Marine Le Pen a fait sa rentrée en utilisant des concepts venus des Etats-Unis : le concept du "Last in close the door" et celui de la "Big picture"

Je ne sais pas si c’est une stratégie consciente mais effectivement deux concepts théorisés par les think tanks conservateurs américains, utilisés par Donald Trump, étaient présents dans le discours de Marine le Pen de hier. Le concept du last in close the door et celui du big picture.

Le premier constitue une évolution de la doctrine du FN, devenu RN

Marine Le Pen s’est explicitement adressée aux immigrés qui sont les victimes de ce qu’elle a appelé ‘la barbarie’ ambiante dans certains quartiers. Elle les a désignés comme victimes (à l’égal du reste de la population) de l’insécurité galopante. Aux Etats-Unis, on s’est aperçu que les immigrés d’origine asiatique ou d’Amérique latine développent rapidement des réflexes sécuritaires et s’en prennent aux derniers arrivés, comme si ces derniers allaient fragiliser leur propre capacité à s’intégrer. C’est ce que les politologues américains, toujours créatifs, appellent The last in close the door, le dernier entré ferme la porte. Les républicains favorisent ce sentiment par des discours conçus pour cela. Hier, Marine Le Pen semblait avoir parfaitement intégré cette réalité politique. 

Et la Big Picture… qu’est-ce que c’est ? 

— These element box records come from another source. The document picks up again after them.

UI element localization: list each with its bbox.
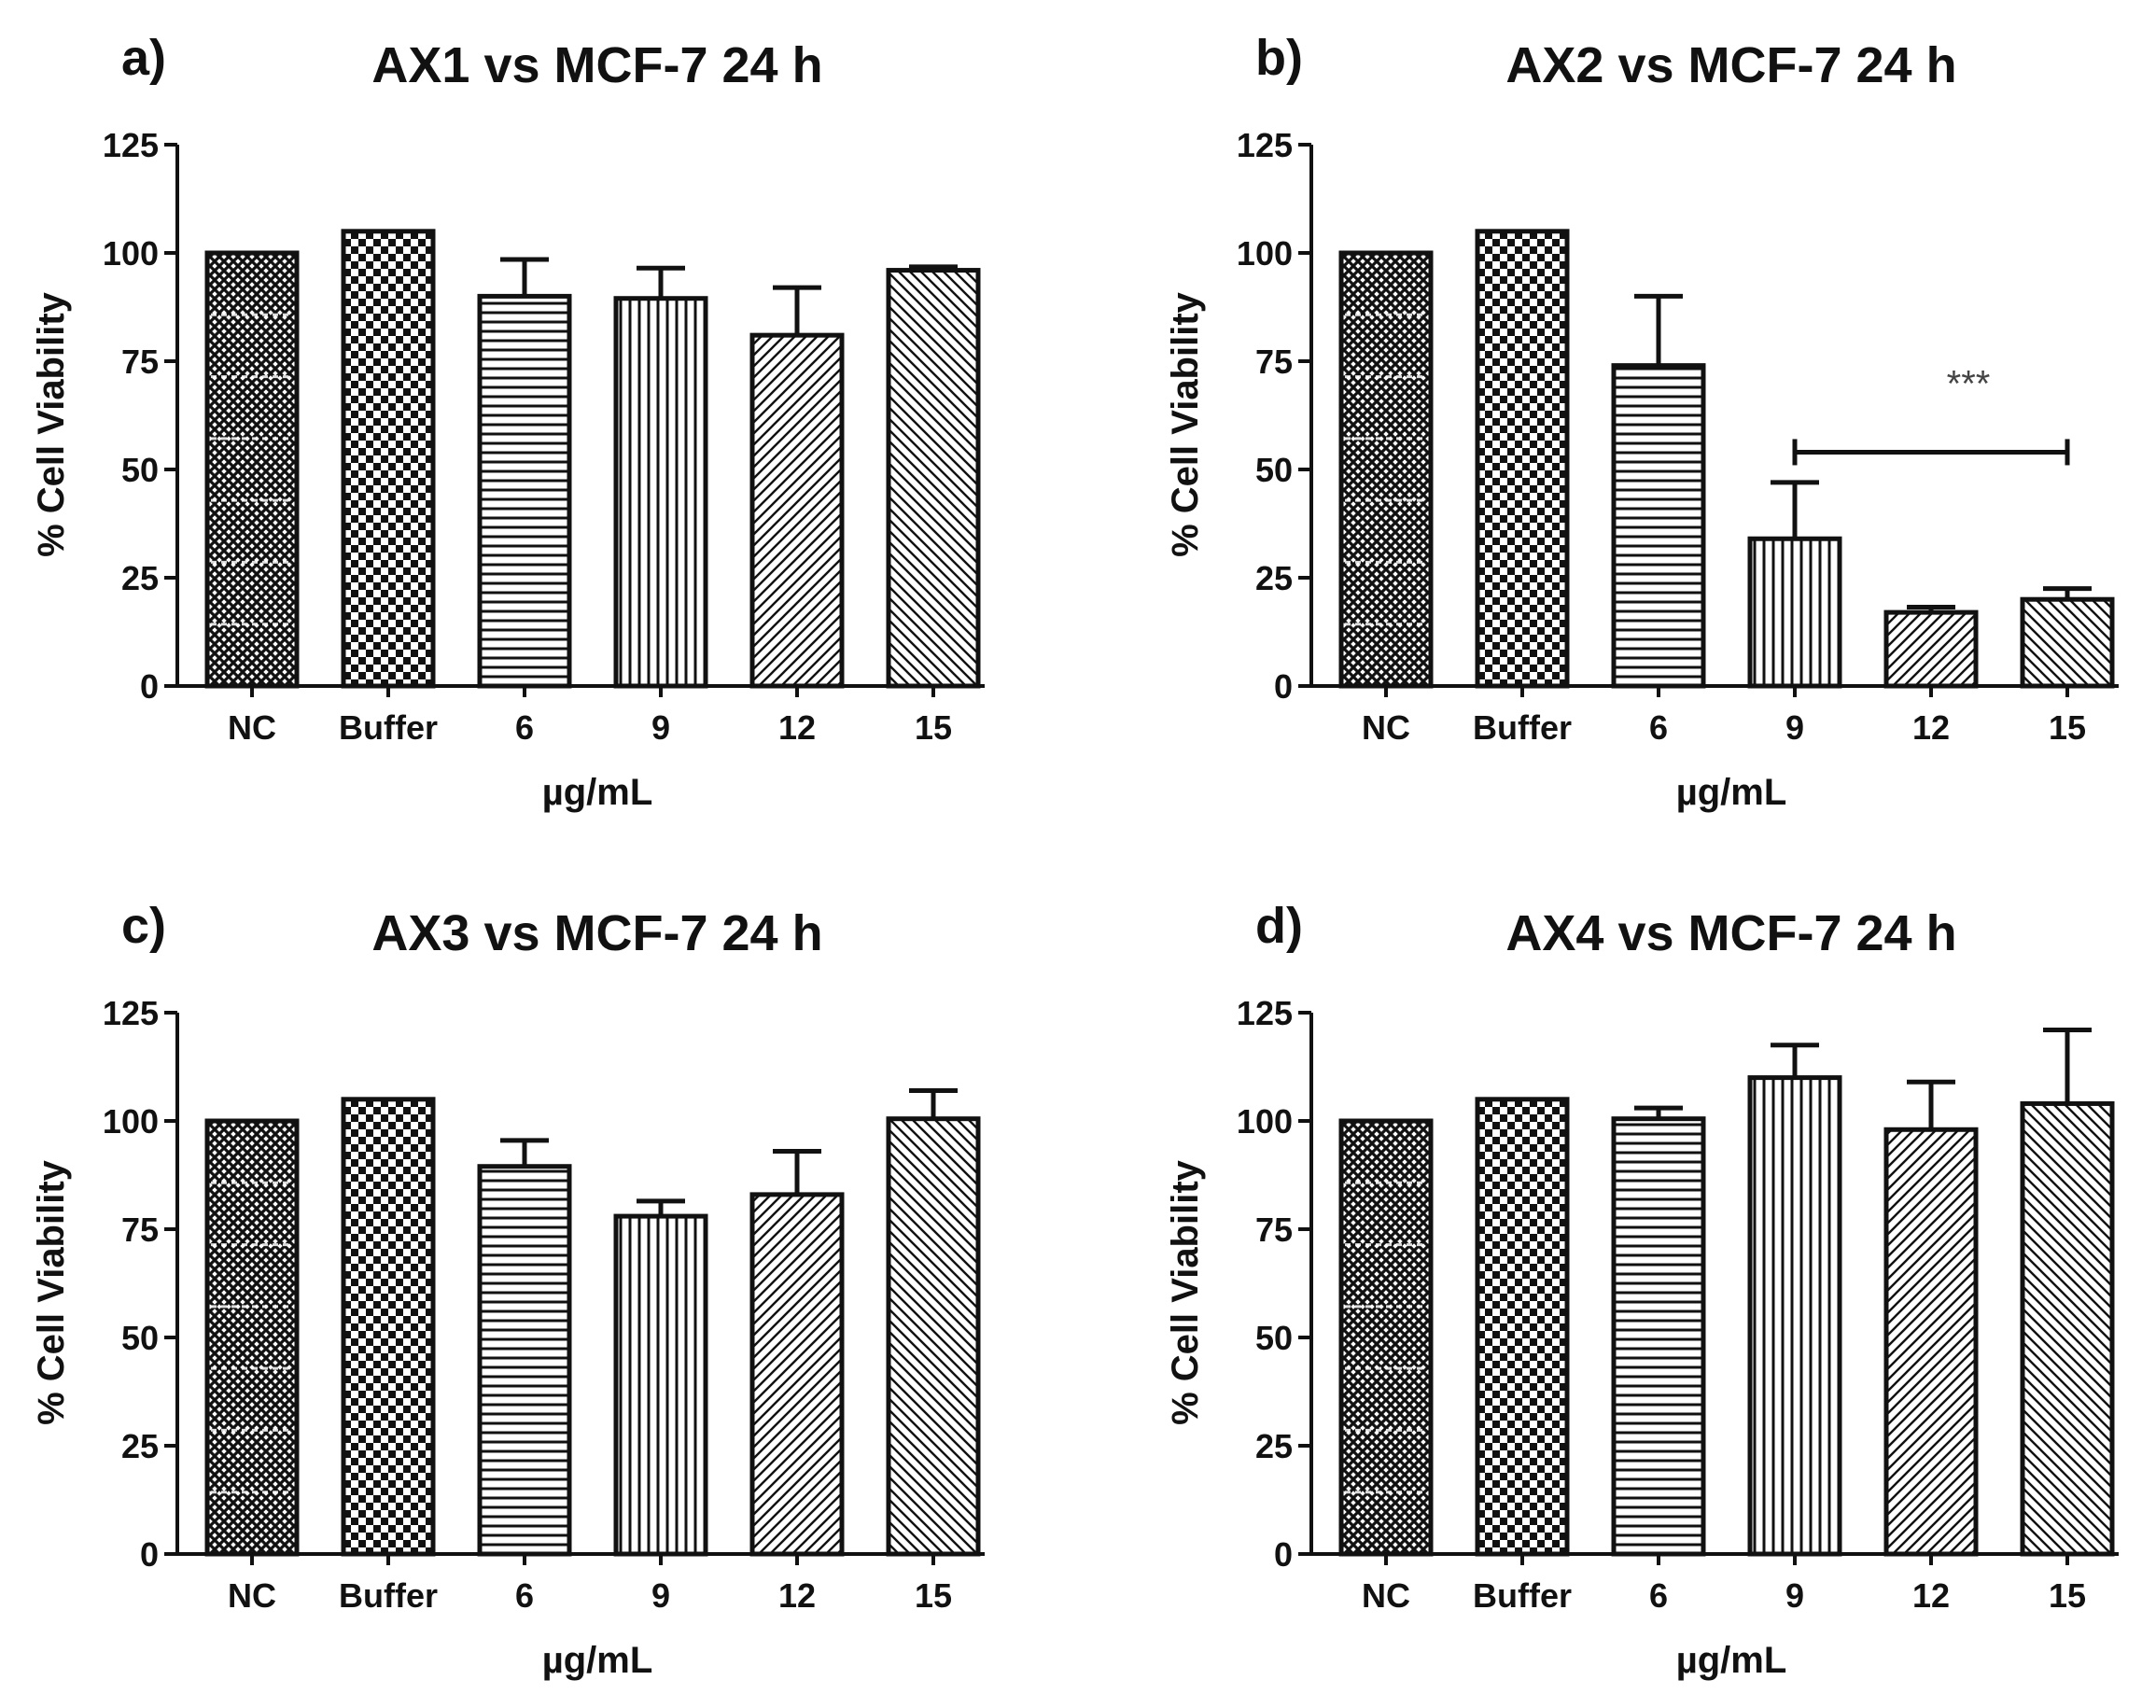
panel-title: AX4 vs MCF-7 24 h xyxy=(1505,905,1956,961)
panel-2: c) AX3 vs MCF-7 24 h 0 25 50 75 100 125 % Cell V… xyxy=(31,898,985,1681)
y-tick-label: 0 xyxy=(1274,667,1293,706)
x-tick-label: Buffer xyxy=(1473,1576,1572,1615)
y-tick-label: 50 xyxy=(1255,1319,1293,1357)
panel-title: AX3 vs MCF-7 24 h xyxy=(371,905,822,961)
x-tick-label: 6 xyxy=(1649,1576,1668,1615)
y-tick-label: 125 xyxy=(1237,126,1293,164)
bar-6 xyxy=(1611,1116,1706,1557)
x-tick-label: 12 xyxy=(778,1576,816,1615)
bar-6 xyxy=(1611,363,1706,689)
bar-Buffer xyxy=(341,229,436,689)
x-tick-label: NC xyxy=(1362,1576,1410,1615)
bar-Buffer xyxy=(1475,229,1570,689)
bar-NC xyxy=(1338,250,1434,689)
y-tick-label: 0 xyxy=(140,667,159,706)
x-tick-label: NC xyxy=(1362,708,1410,747)
y-tick-label: 25 xyxy=(1255,1427,1293,1465)
y-tick-label: 75 xyxy=(121,1211,159,1249)
x-tick-label: 9 xyxy=(1785,708,1804,747)
panel-3: d) AX4 vs MCF-7 24 h 0 25 50 75 100 125 % Cell V… xyxy=(1165,898,2119,1681)
y-tick-label: 25 xyxy=(121,559,159,597)
y-tick-label: 25 xyxy=(1255,559,1293,597)
panel-title: AX2 vs MCF-7 24 h xyxy=(1505,37,1956,93)
x-axis-label: µg/mL xyxy=(542,772,653,813)
bar-9 xyxy=(1747,536,1842,689)
y-tick-label: 75 xyxy=(121,343,159,381)
y-tick-label: 25 xyxy=(121,1427,159,1465)
x-tick-label: NC xyxy=(228,708,276,747)
bar-12 xyxy=(749,332,845,689)
y-tick-label: 125 xyxy=(1237,994,1293,1032)
x-tick-label: 6 xyxy=(1649,708,1668,747)
x-tick-label: Buffer xyxy=(1473,708,1572,747)
y-tick-label: 100 xyxy=(103,1102,159,1141)
y-axis-label: % Cell Viability xyxy=(1165,291,1206,557)
y-tick-label: 100 xyxy=(1237,1102,1293,1141)
bar-15 xyxy=(2020,596,2115,689)
y-tick-label: 75 xyxy=(1255,1211,1293,1249)
bar-6 xyxy=(477,1164,572,1557)
significance-label: *** xyxy=(1947,363,1991,404)
bar-12 xyxy=(1883,609,1979,689)
bar-NC xyxy=(204,1118,300,1557)
panel-letter: c) xyxy=(121,898,166,954)
bar-12 xyxy=(749,1192,845,1557)
y-axis-label: % Cell Viability xyxy=(1165,1159,1206,1425)
y-tick-label: 0 xyxy=(1274,1535,1293,1574)
x-tick-label: Buffer xyxy=(339,1576,438,1615)
bar-15 xyxy=(2020,1100,2115,1557)
x-axis-label: µg/mL xyxy=(1676,772,1787,813)
y-axis-label: % Cell Viability xyxy=(31,1159,72,1425)
panel-1: b) AX2 vs MCF-7 24 h 0 25 50 75 100 125 % Cell V… xyxy=(1165,30,2119,813)
y-tick-label: 50 xyxy=(1255,451,1293,489)
bar-Buffer xyxy=(1475,1097,1570,1557)
x-tick-label: 15 xyxy=(915,1576,952,1615)
bar-NC xyxy=(1338,1118,1434,1557)
x-axis-label: µg/mL xyxy=(1676,1640,1787,1681)
x-tick-label: 12 xyxy=(1912,1576,1950,1615)
bar-9 xyxy=(613,296,708,689)
x-tick-label: 9 xyxy=(651,1576,670,1615)
y-tick-label: 125 xyxy=(103,126,159,164)
x-tick-label: 6 xyxy=(515,708,534,747)
y-tick-label: 0 xyxy=(140,1535,159,1574)
panel-0: a) AX1 vs MCF-7 24 h 0 25 50 75 100 125 % Cell V… xyxy=(31,30,985,813)
y-tick-label: 50 xyxy=(121,451,159,489)
x-axis-label: µg/mL xyxy=(542,1640,653,1681)
bar-NC xyxy=(204,250,300,689)
x-tick-label: 15 xyxy=(2049,1576,2086,1615)
bar-12 xyxy=(1883,1127,1979,1557)
y-tick-label: 50 xyxy=(121,1319,159,1357)
y-tick-label: 100 xyxy=(103,234,159,273)
bar-9 xyxy=(613,1213,708,1557)
panel-title: AX1 vs MCF-7 24 h xyxy=(371,37,822,93)
y-axis-label: % Cell Viability xyxy=(31,291,72,557)
bar-15 xyxy=(886,268,981,689)
y-tick-label: 75 xyxy=(1255,343,1293,381)
bar-9 xyxy=(1747,1075,1842,1557)
panel-letter: b) xyxy=(1255,30,1303,86)
y-tick-label: 100 xyxy=(1237,234,1293,273)
x-tick-label: Buffer xyxy=(339,708,438,747)
x-tick-label: 15 xyxy=(915,708,952,747)
x-tick-label: 12 xyxy=(1912,708,1950,747)
bar-Buffer xyxy=(341,1097,436,1557)
x-tick-label: 15 xyxy=(2049,708,2086,747)
bar-6 xyxy=(477,293,572,689)
panel-letter: d) xyxy=(1255,898,1303,954)
x-tick-label: 9 xyxy=(651,708,670,747)
panel-letter: a) xyxy=(121,30,166,86)
x-tick-label: NC xyxy=(228,1576,276,1615)
x-tick-label: 12 xyxy=(778,708,816,747)
x-tick-label: 9 xyxy=(1785,1576,1804,1615)
y-tick-label: 125 xyxy=(103,994,159,1032)
x-tick-label: 6 xyxy=(515,1576,534,1615)
bar-15 xyxy=(886,1116,981,1557)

Il s’agit de donner de la réalité une image générale (big picture) qui représente une catastrophe généralisée. Il faut donc souligner tous les problèmes, ne pas hésiter à les grossir. Faire un décor général angoissant et menaçant. Vous allez me dire… ce n’est pas nouveau. C’est même le propre des démagogues que de tout exagérer, de jouer sur les peurs, de répéter que le danger est au coin de la rue ou du bois… Mais l’idée du Big picture est plus fine : il s’agit de cesser de pointer (comme le faisait par exemple Jean-Marie Le Pen) les hordes d’étrangers.

Bien sûr, ce sont toujours eux qui représentent le danger mais ce ne sont plus eux les responsables. Les responsables, ce sont le gouvernement et les élites qui perdent le contrôle des choses. L’ordre est inversé. Là ou Jean-Marie Le Pen disait :

  1. les étrangers nous envahissent 
  2. que fait le gouvernement ? 

Marine Le Pen dit :

  1. le gouvernement et les élites ne contrôlent plus la situation, donc 
  2. le désordre du monde nous atteint. 

Ça change tout !

D’abord ça parait moins raciste. L’intérêt, c’est aussi que si l’on pointe le désordre du monde en premier, on se dit qu’il n’y a rien à faire. La vague est trop forte. En revanche, si l’on met au centre de la Big picture le gouvernement et son irresponsabilité, il y a une solution évidente : changer de gouvernement. Il faut que la Big picture soit telle que celui qui la présente apparaisse comme la seule solution à la catastrophe qu’elle dessine. 

Ecoutez un discours de Marine Le Pen en ayant en tête la Big picture et vous verrez, il se déconstruit de lui-même. Pour ce qui est de son efficacité, ça dépend du talent de celui qui l’utilise. Et là, rien n’est fait.